From Closed-world Enforcement to Open-world Assessment of Privacy
This addresses privacy risks for users in online communities, but is incremental as it builds on existing privacy formalizations.
The paper tackles the problem of assessing personal information exposure in open settings by developing a user-centric privacy framework, and validates it on 15 million Reddit comments to measure entity linkability.

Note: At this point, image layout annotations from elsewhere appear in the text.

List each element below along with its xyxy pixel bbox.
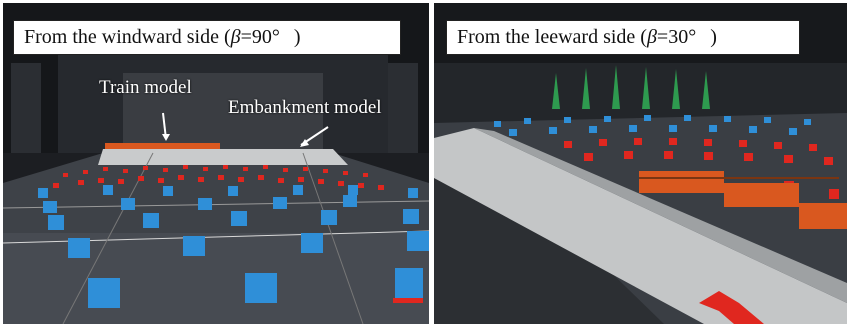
caption-windward: From the windward side (β =90°) xyxy=(13,20,401,55)
green-spires xyxy=(552,65,710,109)
blue-roughness-blocks-far xyxy=(494,115,811,136)
label-embankment-model: Embankment model xyxy=(228,97,382,118)
blue-roughness-blocks xyxy=(38,185,429,308)
label-train-model: Train model xyxy=(99,77,192,98)
wind-tunnel-scene-right xyxy=(434,3,847,324)
caption-prefix: From the leeward side ( xyxy=(457,26,647,48)
photo-windward-view: From the windward side (β =90°) Train mod… xyxy=(3,3,429,324)
caption-prefix: From the windward side ( xyxy=(24,26,231,48)
red-roughness-blocks xyxy=(53,165,384,190)
caption-suffix: ) xyxy=(710,26,717,48)
caption-suffix: ) xyxy=(293,26,301,48)
photo-leeward-view: From the leeward side (β =30°) xyxy=(434,3,847,324)
caption-value: =90° xyxy=(240,26,280,48)
caption-leeward: From the leeward side (β =30°) xyxy=(446,20,800,55)
red-roughness-blocks-right xyxy=(564,138,839,199)
beta-symbol: β xyxy=(230,26,241,48)
caption-value: =30° xyxy=(656,26,697,48)
beta-symbol: β xyxy=(646,26,657,48)
train-model-right xyxy=(639,171,847,229)
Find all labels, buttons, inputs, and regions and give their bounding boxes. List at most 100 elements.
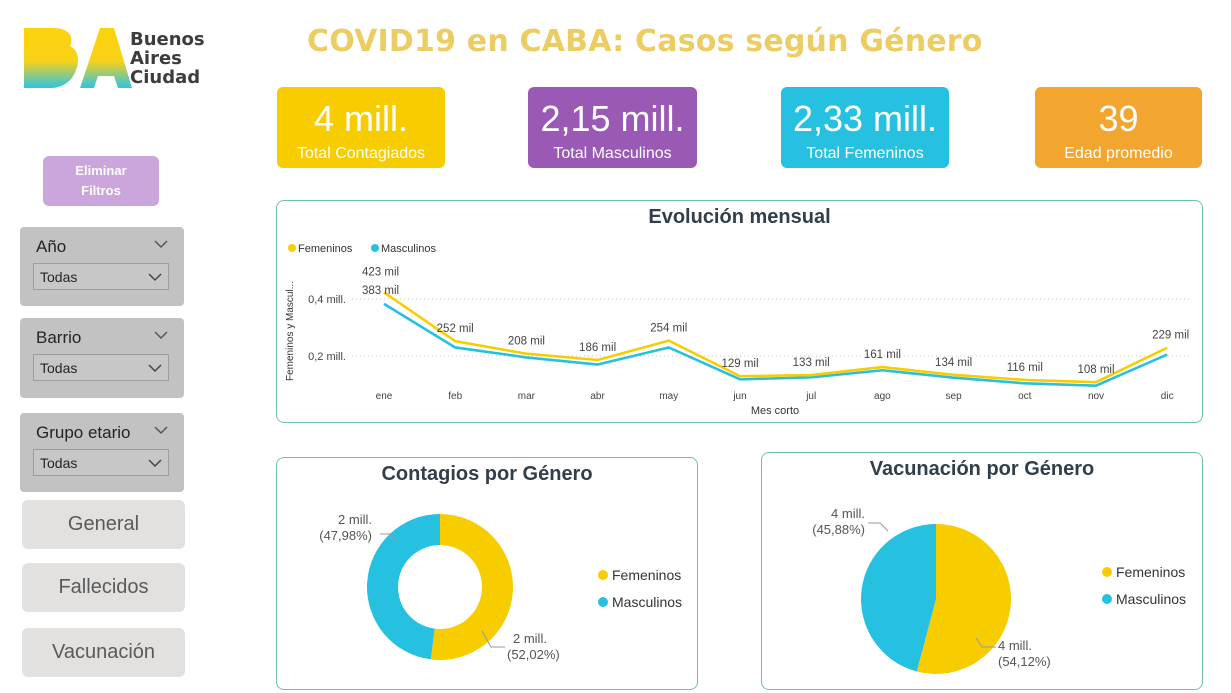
slicer-dropdown-value: Todas xyxy=(40,269,78,285)
chart-title: Vacunación por Género xyxy=(869,458,1095,480)
data-label: 254 mil xyxy=(650,323,687,335)
y-tick-label: 0,4 mill. xyxy=(308,294,346,306)
slicer-dropdown-grupo-etario[interactable]: Todas xyxy=(33,449,169,476)
x-tick-label: abr xyxy=(590,391,605,402)
slicer-title: Año xyxy=(36,237,67,256)
x-tick-label: sep xyxy=(946,391,963,402)
page-title: COVID19 en CABA: Casos según Género xyxy=(307,24,983,59)
legend-dot xyxy=(288,244,296,252)
legend-label[interactable]: Masculinos xyxy=(1116,591,1186,607)
evolucion-mensual-panel: Evolución mensual Femeninos Masculinos 0,… xyxy=(276,200,1203,423)
x-tick-label: feb xyxy=(448,391,462,402)
legend-label[interactable]: Masculinos xyxy=(612,594,682,610)
logo-line-2: Aires xyxy=(130,48,182,69)
legend-label[interactable]: Femeninos xyxy=(298,243,353,255)
nav-button-general[interactable]: General xyxy=(22,500,185,549)
x-axis-label: Mes corto xyxy=(751,405,799,417)
leader-line xyxy=(975,637,996,648)
logo-line-3: Ciudad xyxy=(130,67,201,88)
slice-femeninos[interactable] xyxy=(916,524,1011,674)
data-label: 129 mil xyxy=(721,358,758,370)
slicer-grupo-etario: Grupo etario Todas xyxy=(20,413,184,492)
data-label: 383 mil xyxy=(362,285,399,297)
nav-button-fallecidos[interactable]: Fallecidos xyxy=(22,563,185,612)
slicer-title: Grupo etario xyxy=(36,423,131,442)
slice-pct-label: (45,88%) xyxy=(812,522,865,537)
kpi-total-femeninos: 2,33 mill. Total Femeninos xyxy=(781,87,949,168)
slice-value-label: 2 mill. xyxy=(513,631,547,646)
legend-label[interactable]: Femeninos xyxy=(1116,564,1185,580)
x-tick-label: jun xyxy=(732,391,746,402)
kpi-total-masculinos: 2,15 mill. Total Masculinos xyxy=(528,87,697,168)
slice-value-label: 4 mill. xyxy=(998,638,1032,653)
pie-chart: 4 mill.(54,12%)4 mill.(45,88%)FemeninosM… xyxy=(812,506,1186,674)
clear-filters-label-2: Filtros xyxy=(81,183,121,198)
slicer-dropdown-year[interactable]: Todas xyxy=(33,263,169,290)
data-label: 252 mil xyxy=(437,323,474,335)
legend-dot xyxy=(1102,594,1112,604)
leader-line xyxy=(481,630,505,648)
data-label: 208 mil xyxy=(508,336,545,348)
legend-label[interactable]: Femeninos xyxy=(612,567,681,583)
legend-label[interactable]: Masculinos xyxy=(381,243,437,255)
slice-value-label: 4 mill. xyxy=(831,506,865,521)
leader-line xyxy=(380,533,398,543)
slice-masculinos[interactable] xyxy=(861,524,936,672)
data-label: 116 mil xyxy=(1007,362,1043,374)
data-label: 229 mil xyxy=(1152,330,1189,342)
data-label: 108 mil xyxy=(1077,364,1114,376)
legend-dot xyxy=(598,597,608,607)
donut-chart: 2 mill.(52,02%)2 mill.(47,98%)FemeninosM… xyxy=(319,512,682,662)
y-tick-label: 0,2 mill. xyxy=(308,351,346,363)
slicer-dropdown-value: Todas xyxy=(40,455,78,471)
x-tick-label: oct xyxy=(1018,391,1032,402)
chevron-down-icon[interactable] xyxy=(154,331,168,340)
legend-dot xyxy=(371,244,379,252)
kpi-value: 2,15 mill. xyxy=(540,98,685,139)
contagios-panel: Contagios por Género 2 mill. (52,02%) 2 mi… xyxy=(276,457,698,690)
slice-masculinos[interactable] xyxy=(366,514,440,660)
kpi-label: Total Femeninos xyxy=(806,145,924,162)
buenos-aires-logo: BA xyxy=(22,24,232,94)
legend-dot xyxy=(1102,567,1112,577)
x-tick-label: ago xyxy=(874,391,891,402)
kpi-label: Total Masculinos xyxy=(553,145,672,162)
slicer-dropdown-value: Todas xyxy=(40,360,78,376)
chart-title: Evolución mensual xyxy=(648,206,831,228)
x-tick-label: mar xyxy=(518,391,536,402)
data-label: 161 mil xyxy=(864,349,901,361)
kpi-value: 39 xyxy=(1098,98,1139,139)
slice-pct-label: (52,02%) xyxy=(507,647,560,662)
logo-wordmark: Buenos Aires Ciudad xyxy=(130,30,205,87)
vacunacion-panel: Vacunación por Género 4 mill. (54,12%) 4 m… xyxy=(761,452,1203,690)
slicer-year: Año Todas xyxy=(20,227,184,306)
slicer-barrio: Barrio Todas xyxy=(20,318,184,398)
series-line-femeninos[interactable] xyxy=(383,291,1168,384)
x-tick-label: nov xyxy=(1088,391,1104,402)
data-label: 186 mil xyxy=(579,342,616,354)
kpi-value: 4 mill. xyxy=(313,98,408,139)
series-line-masculinos[interactable] xyxy=(383,302,1168,387)
slicer-dropdown-barrio[interactable]: Todas xyxy=(33,354,169,381)
slice-femeninos[interactable] xyxy=(430,514,513,660)
data-label: 423 mil xyxy=(362,266,399,278)
chevron-down-icon[interactable] xyxy=(154,240,168,249)
legend-dot xyxy=(598,570,608,580)
nav-button-vacunacion[interactable]: Vacunación xyxy=(22,628,185,677)
slice-pct-label: (54,12%) xyxy=(998,654,1051,669)
kpi-label: Edad promedio xyxy=(1064,145,1173,162)
x-tick-label: dic xyxy=(1161,391,1174,402)
slice-pct-label: (47,98%) xyxy=(319,528,372,543)
kpi-label: Total Contagiados xyxy=(296,145,426,162)
chevron-down-icon[interactable] xyxy=(154,426,168,435)
kpi-value: 2,33 mill. xyxy=(792,98,938,139)
data-label: 133 mil xyxy=(793,357,830,369)
clear-filters-button[interactable]: Eliminar Filtros xyxy=(43,156,159,206)
x-tick-label: may xyxy=(659,391,678,402)
x-tick-label: ene xyxy=(376,391,393,402)
clear-filters-label-1: Eliminar xyxy=(75,163,127,178)
y-axis-label: Femeninos y Mascul... xyxy=(285,281,296,381)
chevron-down-icon xyxy=(148,273,162,282)
chevron-down-icon xyxy=(148,459,162,468)
kpi-total-contagiados: 4 mill. Total Contagiados xyxy=(277,87,445,168)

In this paper, we develop a user-centric privacy framework for quantitatively assessing the exposure of personal information in open settings. Our formalization addresses key-challenges posed by such open settings, such as the unstructured dissemination of heterogeneous information and the necessity of user- and context-dependent privacy requirements. We propose a new definition of information sensitivity derived from our formalization of privacy requirements, and, as a sanity check, show that hard non-disclosure guarantees are impossible to achieve in open settings. After that, we provide an instantiation of our framework to address the identity disclosure problem, leading to the novel notion of d-convergence. d-convergence is based on indistinguishability of entities and it bounds the likelihood with which an adversary successfully links two profiles of the same user across online communities. Finally, we provide a large-scale evaluation of our framework on a collection of 15 million comments collected from the Online Social Network Reddit. Our evaluation validates the notion of d-convergence for assessing the linkability of entities in our data set and provides deeper insights into the data set's structure.